On the other hand, I felt that the witty writing is what kept me playing West of Loathing. It’s an incredibly silly game at heart, and one that doesn’t stick to any form of realism. It’s a satire that just happens to take place in the Wild West. Without running the risk of spoiling some of the stuff that happens in the game, it’s safe to mention that there are some fantasy elements thrown in for good measure, and these are not limited to the tropes that we’ve come to see in turn-based RPGs like googly-eyed monsters and magic. And even though the art style doesn’t particularly lend itself to much visual variety, the banter between the protagonist and the folks he runs into (as well as the many bits of text you click on) help give flavor to what could just as easily been very one note.
It’s thanks to all that humor and personality that West of Loathing keeps going. There are lots of quests to partake, but they usually boil down to exploring a previously unknown location out on your map, or buying a specific item elsewhere and delivering it, so it’s the in-between back and forths that really made me want to go through the same rigmarole during the few hours I spend playing. While it’s not a knock against the game, per se, there’s obviously a certain amount of expectation control you should enforce before you dive into West of Loathing. It isn’t a very technical RPG, nor is it an incredibly rich adventure game.

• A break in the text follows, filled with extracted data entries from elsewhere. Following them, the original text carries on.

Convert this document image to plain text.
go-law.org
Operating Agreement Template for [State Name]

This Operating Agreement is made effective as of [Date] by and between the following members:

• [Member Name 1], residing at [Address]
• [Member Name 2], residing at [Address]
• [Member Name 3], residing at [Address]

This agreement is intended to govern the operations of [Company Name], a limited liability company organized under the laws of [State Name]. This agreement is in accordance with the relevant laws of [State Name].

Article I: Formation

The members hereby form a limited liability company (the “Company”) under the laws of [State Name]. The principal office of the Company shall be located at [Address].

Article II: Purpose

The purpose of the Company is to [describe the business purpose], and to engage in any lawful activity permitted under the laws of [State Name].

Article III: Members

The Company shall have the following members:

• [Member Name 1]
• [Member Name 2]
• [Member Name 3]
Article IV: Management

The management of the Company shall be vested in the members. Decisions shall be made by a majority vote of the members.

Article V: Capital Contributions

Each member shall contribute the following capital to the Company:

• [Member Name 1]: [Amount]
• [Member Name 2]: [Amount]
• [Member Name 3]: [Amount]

And honestly, I don’t think either of those are the true point of the game. It might dip its toe nail into both, sure, but its true intention seems to be to deliver a humorous experience that’s easy enough to get through, but with enough writing to keep you interested. In that regard, it excels. While I would have preferred to have had some more ease of convenience features like some sort of journal or quest tracker to keep track of what I was doing, as well as some of pop-up letting me know I have enough XP to unlock a new skill, I can’t say I didn’t enjoy my time clicking way at West of Loathing. For as mundane as its gameplay is, there’s an undeniable charm to it that helps at least set it apart from other simpler to play adventure RPGs.